Meskipun pernyataan tersebut telah dibantah oleh berbagai pendukung Jokowi, isu ini menimbulkan perpecahan di antara kedua pihak dan memicu pembentukan poros politik baru di Pilpres 2024. Dukungan Jokowi kepada Prabowo dan Gibran dalam Pilpres 2024 dipandang sebagai bentuk ‘cawe-cawe’ yang semakin memperlebar jarak antara dirinya dan PDIP. Ketegangan ini berlanjut hingga Pilkada 2024, yang disebut-sebut sebagai ‘miniatur pilpres’ karena melibatkan perebutan pengaruh dan dukungan yang besar dari berbagai pihak.
Sumatra Utara dan Bali: ‘Kandang Banteng’ yang Kembali Diperebutkan
Di Sumatra Utara, PDIP kembali menghadapi tantangan berat dengan munculnya nama Bobby Nasution—menantu Jokowi—yang menjadi salah satu sosok kuat dalam Pilgub Sumut. Aksi dukungan Jokowi untuk keluarga dan sahabatnya, termasuk Bobby di Sumatra Utara dan Ahmad Luthfi di Jawa Tengah, dianggap sebagai sinyal bahwa Jokowi siap bersaing di kandang PDIP.

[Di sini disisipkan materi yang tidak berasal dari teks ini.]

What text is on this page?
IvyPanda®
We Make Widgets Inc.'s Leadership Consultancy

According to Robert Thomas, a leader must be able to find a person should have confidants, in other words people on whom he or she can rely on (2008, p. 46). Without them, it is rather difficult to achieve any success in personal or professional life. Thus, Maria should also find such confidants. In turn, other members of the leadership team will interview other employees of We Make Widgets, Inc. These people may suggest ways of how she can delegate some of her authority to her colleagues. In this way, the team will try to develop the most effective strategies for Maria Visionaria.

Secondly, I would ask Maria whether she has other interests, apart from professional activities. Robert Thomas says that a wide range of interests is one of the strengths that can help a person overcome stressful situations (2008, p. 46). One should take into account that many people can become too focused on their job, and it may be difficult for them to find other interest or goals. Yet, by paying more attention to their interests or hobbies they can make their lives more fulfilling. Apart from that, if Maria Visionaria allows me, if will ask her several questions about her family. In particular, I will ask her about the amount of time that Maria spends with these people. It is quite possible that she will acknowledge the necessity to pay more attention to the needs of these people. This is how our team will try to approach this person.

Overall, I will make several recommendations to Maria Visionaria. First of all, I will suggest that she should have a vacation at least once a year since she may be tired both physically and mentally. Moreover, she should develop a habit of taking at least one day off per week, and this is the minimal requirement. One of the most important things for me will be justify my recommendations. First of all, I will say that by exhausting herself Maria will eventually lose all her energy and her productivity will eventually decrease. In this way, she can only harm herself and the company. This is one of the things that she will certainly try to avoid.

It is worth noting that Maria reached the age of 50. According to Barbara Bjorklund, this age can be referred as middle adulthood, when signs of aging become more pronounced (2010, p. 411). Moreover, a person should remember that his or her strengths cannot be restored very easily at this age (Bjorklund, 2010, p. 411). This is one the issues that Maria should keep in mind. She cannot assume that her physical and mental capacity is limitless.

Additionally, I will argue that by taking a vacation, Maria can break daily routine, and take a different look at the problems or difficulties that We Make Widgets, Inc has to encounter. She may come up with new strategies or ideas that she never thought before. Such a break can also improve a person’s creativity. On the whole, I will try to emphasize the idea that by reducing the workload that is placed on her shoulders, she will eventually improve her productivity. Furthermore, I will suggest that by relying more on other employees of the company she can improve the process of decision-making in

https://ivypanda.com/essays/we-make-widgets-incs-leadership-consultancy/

Bali, yang menjadi wilayah basis kuat PDIP selama bertahun-tahun, juga dihadapkan pada tantangan yang serupa. Koalisi Indonesia Maju diperkirakan akan mengerahkan segala upaya untuk memenangkan wilayah ini, yang selama ini menjadi simbol kesetiaan terhadap PDIP. Berbagai strategi politik kini mulai diterapkan oleh kedua belah pihak untuk mempertahankan pengaruh di wilayah-wilayah tersebut.
Akankah Pilkada 2024 Mengulangi Hasil Pilpres?
Dalam beberapa survei yang dilakukan, persaingan di Jawa Tengah dan wilayah basis PDIP lainnya menunjukkan bahwa hasil Pilkada 2024 dapat mencerminkan kembali hasil Pilpres 2024, dengan persaingan ketat antara kandidat yang didukung oleh PDIP dan kandidat yang mendapat restu dari Jokowi. Beberapa faktor yang akan memengaruhi hasil akhir dari Pilkada 2024 di wilayah-wilayah ini adalah kekuatan mesin politik PDIP, dukungan dan pengaruh Jokowi di lapangan, serta kondisi hubungan antara partai-partai dalam koalisi.
Banyak pihak yang menilai bahwa jika PDIP tidak mampu mempertahankan ‘kandang banteng’ dalam Pilkada 2024, hal ini akan menjadi sinyal bahwa perubahan besar dalam dinamika politik Indonesia sedang berlangsung. Terlepas dari hasil akhirnya, pertarungan ini memperlihatkan betapa besar pengaruh Jokowi di kancah politik nasional, bahkan setelah dia tidak lagi menjabat sebagai presiden.
Dengan melihat berbagai dinamika dan perkembangan politik di Pilkada 2024, tampak bahwa pertarungan antara PDIP dan pengaruh Jokowi tidak hanya sekadar perebutan kekuasaan lokal, tetapi juga simbol persaingan yang lebih besar dalam politik nasional.